Share your work here ✅

jmp · June 3, 2022, 4:39am

Attending the lesson where we went through NLP for absolute-beginners made me decide to take on NLP as homework, and revive some work on lithology analysis (lithology: “the science of describing the physical characteristics of the stuff under your feet”).

I have a first blog post on this, powered by fastpages of course. No machine learning so far by the way, “only” discovering the data…

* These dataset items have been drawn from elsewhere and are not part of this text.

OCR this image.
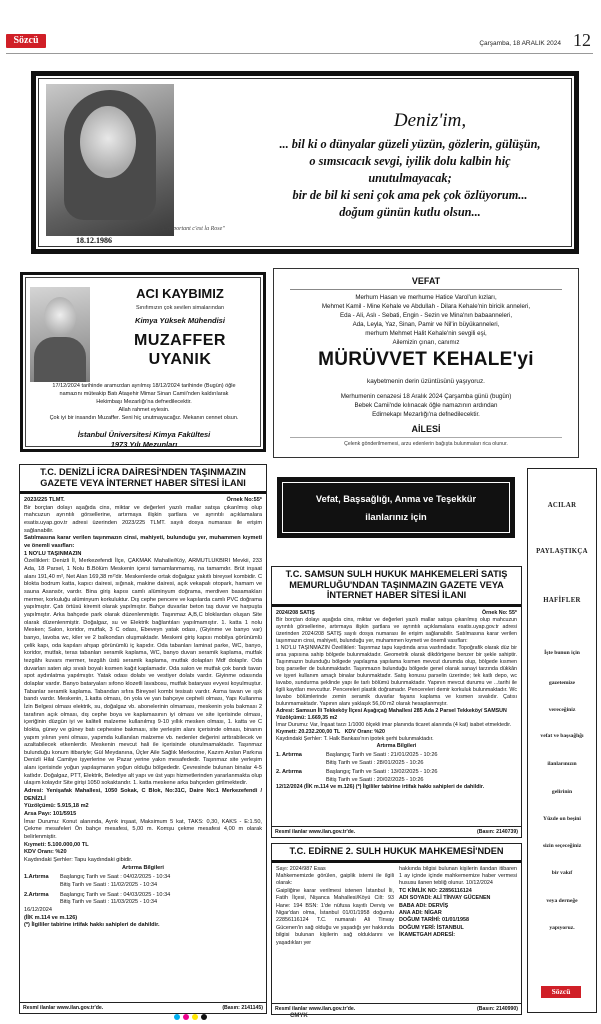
Sözcü	Çarşamba, 18 ARALIK 2024 12
18.12.1986
"L'important c'est la Rose"
Deniz'im,
... bil ki o dünyalar güzeli yüzün, gözlerin, gülüşün,
o sımsıcacık sevgi, iyilik dolu kalbin hiç
unutulmayacak;
bir de bil ki seni çok ama pek çok özlüyorum...
doğum günün kutlu olsun...
ACI KAYBIMIZ
Sınıfımızın çok sevilen simalarından
Kimya Yüksek Mühendisi
MUZAFFER
UYANIK
17/12/2024 tarihinde aramızdan ayrılmış 18/12/2024 tarihinde (Bugün) öğle
namazını müteakip Batı Ataşehir Mimar Sinan Camii'nden kaldırılarak
Hekimbaşı Mezarlığı'na defnedilecektir.
Allah rahmet eylesin.
Çok iyi bir insandın Muzaffer. Seni hiç unutmayacağız. Mekanın cennet olsun.
İstanbul Üniversitesi Kimya Fakültesi
1973 Yılı Mezunları
VEFAT
Merhum Hasan ve merhume Hatice Varol'un kızları,
Mehmet Kamil - Mine Kehale ve Abdullah - Dilara Kehale'nin biricik anneleri,
Eda - Ali, Aslı - Sebati, Engin - Sezin ve Mina'nın babaanneleri,
Ada, Leyla, Yaz, Sinan, Pamir ve Nil'in büyükanneleri,
merhum Mehmet Halit Kehale'nin sevgili eşi,
Ailemizin çınarı, canımız
MÜRÜVVET KEHALE'yi
kaybetmenin derin üzüntüsünü yaşıyoruz.
Merhumenin cenazesi 18 Aralık 2024 Çarşamba günü (bugün)
Bebek Camii'nde kılınacak öğle namazının ardından
Edirnekapı Mezarlığı'na defnedilecektir.
AİLESİ
Çelenk gönderilmemesi, arzu edenlerin bağışta bulunmaları rica olunur.
T.C. DENİZLİ İCRA DAİRESİ'NDEN TAŞINMAZIN GAZETE VEYA İNTERNET HABER SİTESİ İLANI
2023/225 TLMT.	Örnek No:55*
Bir borçtan dolayı aşağıda cins, miktar ve değerleri yazılı mallar satışa çıkarılmış olup mahcuzun ayrıntılı görsellerine, artırmaya ilişkin şartlara ve ayrıntılı açıklamalara esatis.uyap.gov.tr adresi üzerinden 2023/225 TLMT. sayılı dosya numarası ile erişim sağlanabilir.
Satılmasına karar verilen taşınmazın cinsi, mahiyeti, bulunduğu yer, muhammen kıymeti ve önemli vasıfları:
1 NO'LU TAŞINMAZIN
Özellikleri: Denizli İl, Merkezefendi İlçe, ÇAKMAK Mahalle/Köy, ARMUTLUKBIRI Mevkii, 233 Ada, 18 Parsel, 1 Nolu B.Bölüm Meskenin içersi tamamlanmamış, na tamamdır. Brüt inşaat alanı 191,40 m², Net Alan 169,38 m²'dir. Meskenlerde ortak doğalgaz yakıtlı bireysel kombidir. C blokta bodrum katta, kapıcı dairesi, sığınak, makine dairesi, açık vekapalı otopark, hamam ve sauna Asansör, vardır. Bina giriş kapısı camlı alüminyum doğrama, merdiven basamakları mermer, korkuluğu alüminyum korkuluktur. Dış cephe pencere ve kapılarda camlı PVC doğrama yapılmıştır. Çatı örtüsü kiremit olarak yapılmıştır. Bahçe duvarlar beton taş duvar ve harpuşta yapılmıştır. Arka bahçede park olarak düzenlenmiştir. Taşınmaz A,B,C bloklardan oluşan Site olarak düzenlenmiştir. Doğalgaz, su ve Elektrik bağlantıları yapılmamıştır. 1. katta 1 nolu Mesken; Salon, koridor, mutfak, 3 C odası, Ebeveyn yatak odası, (Giyinme ve banyo var) banyo, lavoba wc, kiler ve 2 balkondan oluşmaktadır. Meskeni giriş kapısı mobilya görünümlü çelik kapı, oda kapıları ahşap görünümlü iç kapıdır. Oda tabanları laminat parke, WC, banyo, koridor, mutfak, teras tabanları seramik kaplama, WC, banyo duvarı seramik kaplama, mutfak tezgâhı kuvars mermer, tezgâh üstü seramik kaplama, mutfak dolapları Mdf dolaplır. Oda duvarları saten alçı sıvalı boyalı kısmen kağıt kaplamadır. Oda salon ve mutfak çok bandı tavan spot aydınlatma yapılmıştır. Yatak odası dolabı ve vestiyer dolabı vardır. Giyinme odasında dolaplar vardır. Banyo bataryaları sıfono klozetli lavabosu, mutfak bataryası evyesi koyulmuştur. Tabanlar seramik kaplama. Tabandan sıfıra Bireysel kombi tesisatı vardır. Asma tavan ve ışık bandı vardır. Meskenin, 1.katta olması, ön yola ve yan bahçeye cepheli olması, Yapı Kullanma İzin Belgesi olması elektrik, su, doğalgaz vb. abonelerinin olmaması, meskenin yola bakması 2 tarafının açık olması, dış cephe boya ve kaplamasının iyi olması ve site içerisinde olması, içeriğinin düzgün iyi ve kaliteli malzeme kullanılmış 9-10 yıllık mesken olması, 1. katta ve C blokta, güney ve güney batı cephesine bakması, site yerleşim alanı içerisinde olması, binanın yapım yılının yeni olması, yapımda kullanılan malzeme vb. nedenler değerini arttırabilecek ve azaltabilecek etkenlerdir. Meskenin mevcut hali ile içerisinde oturulmamaktadır. Taşınmaz bulunduğu konum itibariyle; Gül Meydanına, Üçler Aile Sağlık Merkezine, Kazım Arslan Parkına Denizli Hilal Camiiye işyerlerine ve Pazar yerine yakın mesafededir. Taşınmaz site yerleşim alanı içerisinde yoğun yapılaşmanın yoğun olduğu bölgededir. Çevresinde bulunan binalar 4-5 katlıdır. Doğalgaz, PTT, Elektrik, Belediye alt yapı ve üst yapı hizmetlerinden yararlanmakta olup ulaşım kolaydır Site girişi 1050 sokaktandır. 1. katta meskene arka bahçeden girilmektedir.
Adresi: Yenişafak Mahallesi, 1050 Sokak, C Blok, No:31C, Daire No:1 Merkezefendi / DENİZLİ
Yüzölçümü: 5.915,18 m2
Arsa Payı: 101/5915
İmar Durumu: Konut alanında, Ayrık inşaat, Maksimum 5 kat, TAKS: 0,30, KAKS - E:1.50, Çekme mesafeleri Ön bahçe mesafesi, 5,00 m. Komşu çekme mesafesi 4,00 m olarak belirlenmiştir.
Kıymeti: 5.100.000,00 TL
KDV Oranı: %20
Kaydındaki Şerhler: Tapu kaydındaki gibidir.
Artırma Bilgileri
1.Artırma	Başlangıç Tarih ve Saat : 04/02/2025 - 10:34
Bitiş Tarih ve Saati : 11/02/2025 - 10:34
2.Artırma	Başlangıç Tarih ve Saat : 04/03/2025 - 10:34
Bitiş Tarih ve Saati : 11/03/2025 - 10:34
16/12/2024
(İİK m.114 ve m.126)
(*) İlgililer tabirine irtifak hakkı sahipleri de dahildir.
Resmî ilanlar www.ilan.gov.tr'de.	(Basın: 2141145)
Vefat, Başsağlığı, Anma ve Teşekkür
ilanlarınız için
T.C. SAMSUN SULH HUKUK MAHKEMELERİ SATIŞ MEMURLUĞU'NDAN TAŞINMAZIN GAZETE VEYA İNTERNET HABER SİTESİ İLANI
2024/208 SATIŞ	Örnek No: 55*
Bir borçtan dolayı aşağıda cins, miktar ve değerleri yazılı mallar satışa çıkarılmış olup mahcuzun ayrıntılı görsellerine, artırmaya ilişkin şartlara ve ayrıntılı açıklamalara esatis.uyap.gov.tr adresi üzerinden 2024/208 SATIŞ sayılı dosya numarası ile erişim sağlanabilir. Satılmasına karar verilen taşınmazın cinsi, mahiyeti, bulunduğu yer, muhammen kıymeti ve önemli vasıfları:
1 NO'LU TAŞINMAZIN Özellikleri: Taşınmaz tapu kaydında arsa vasfındadır. Topoğrafik olarak düz bir arsa yapısına sahip bölgede bulunmaktadır. Geometrik olarak dikdörtgene benzer bir şekle sahiptir. Taşınmazın bulunduğu bölgede yapılaşma yapılama kısmen mevcut durumda olup, bölgede kısmen boş parseller de bulunmaktadır. Taşınmazın bulunduğu bölgede genel olarak sanayi tarzında dükkân ve işyeri kullanım amaçlı binalar bulunmaktadır. Satış konusu parselin üzerinde; tek katlı depo, wc lavabo, sundurma şeklinde yapı ile tarlı bölümü bulunmaktadır. Yapının mevcut durumu ve ...tarihi ile ilgili kayıtları mevcuttur. Pencereleri plastik doğramadır. Pencereleri demir korkuluk bulunmaktadır. Wc lavabo bölümlerinde zemin seramik duvarlar fayans kaplama ve kısmen sıvalıdır. Çatısı bulunmamaktadır. Yapının alanı yaklaşık 56,00 m2 olarak hesaplanmıştır.
Adresi: Samsun İli Tekkeköy İlçesi Aşağıçağ Mahallesi 285 Ada 2 Parsel Tekkeköy/ SAMSUN
Yüzölçümü: 1.669,35 m2
İmar Durumu: Var, İnşaat tarzı 1/1000 ölçekli imar planında ticaret alanında (4 kat) isabet etmektedir.
Kıymeti: 20.232.200,00 TL KDV Oranı: %20
Kaydındaki Şerhler: T. Halk Bankası'nın ipotek şerhi bulunmaktadır.
Artırma Bilgileri
1. Artırma	Başlangıç Tarih ve Saati : 21/01/2025 - 10:26
Bitiş Tarih ve Saati : 28/01/2025 - 10:26
2. Artırma	Başlangıç Tarih ve Saati : 13/02/2025 - 10:26
Bitiş Tarih ve Saati : 20/02/2025 - 10:26
12/12/2024 (İİK m.114 ve m.126) (*) İlgililer tabirine irtifak hakkı sahipleri de dahildir.
Resmî ilanlar www.ilan.gov.tr'de.	(Basın: 2140739)
T.C. EDİRNE 2. SULH HUKUK MAHKEMESİ'NDEN
Sayı: 2024/987 Esas
Mahkememizde görülen, gaiplik istemi ile ilgili olarak:
Gaipliğine karar verilmesi istenen İstanbul İli, Fatih İlçesi, Nişanca Mahallesi/Köyü Cilt: 93 Hane: 194 BSN: 1'de nüfusa kayıtlı Derviş ve Nigar'dan olma, İstanbul 01/01/1958 doğumlu 22856116124 T.C. numaralı Ali Tinvay Gücenen'in sağ olduğu ve yaşadığı yer hakkında bilgisi bulunan kişilerin sağ olduklarını ve yaşadıkları yer
hakkında bilgisi bulunan kişilerin ilandan itibaren 1 ay içinde içinde mahkememize haber vermesi hususu ilanen tebliğ olunur. 10/12/2024
TC KİMLİK NO: 22856116124
ADI SOYADI: ALİ TİNVAY GÜCENEN
BABA ADI: DERVİŞ
ANA ADI: NİGAR
DOĞUM TARİHİ: 01/01/1958
DOĞUM YERİ: İSTANBUL
İKAMETGAH ADRESİ:
Resmî ilanlar www.ilan.gov.tr'de.	(Basın: 2140990)
ACILAR
PAYLAŞTIKÇA
HAFİFLER
İşte bunun için
gazetemize
vereceğiniz
vefat ve başsağlığı
ilanlarınızın
gelirinin
Yüzde on beşini
sizin seçeceğiniz
bir vakıf
veya derneğe
yapıyoruz.
Sözcü
CMYK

Jeremy shared his opinion at some point that there is a lot of value that could be created from NLP, and this comment stayed with me over the past weeks. There is still a lot of information out there captured perhaps like this, and a lot of knowledge and insights (as well as ethical questions by the way) to gain from this data.

Soil-Borehole-Log-showing-the-Stratification-Description-of-the-Subsoil-Encountered_W640

edit: external images rendering in preview but not rendering in the final post

Zakia · June 4, 2022, 8:45pm

I need some help - I’m working on a NLP model, and the dataset has 172 distinct values for a column (not target variable). So its a ‘Drug Name’ column - what is the best way or best practice for handling it, please?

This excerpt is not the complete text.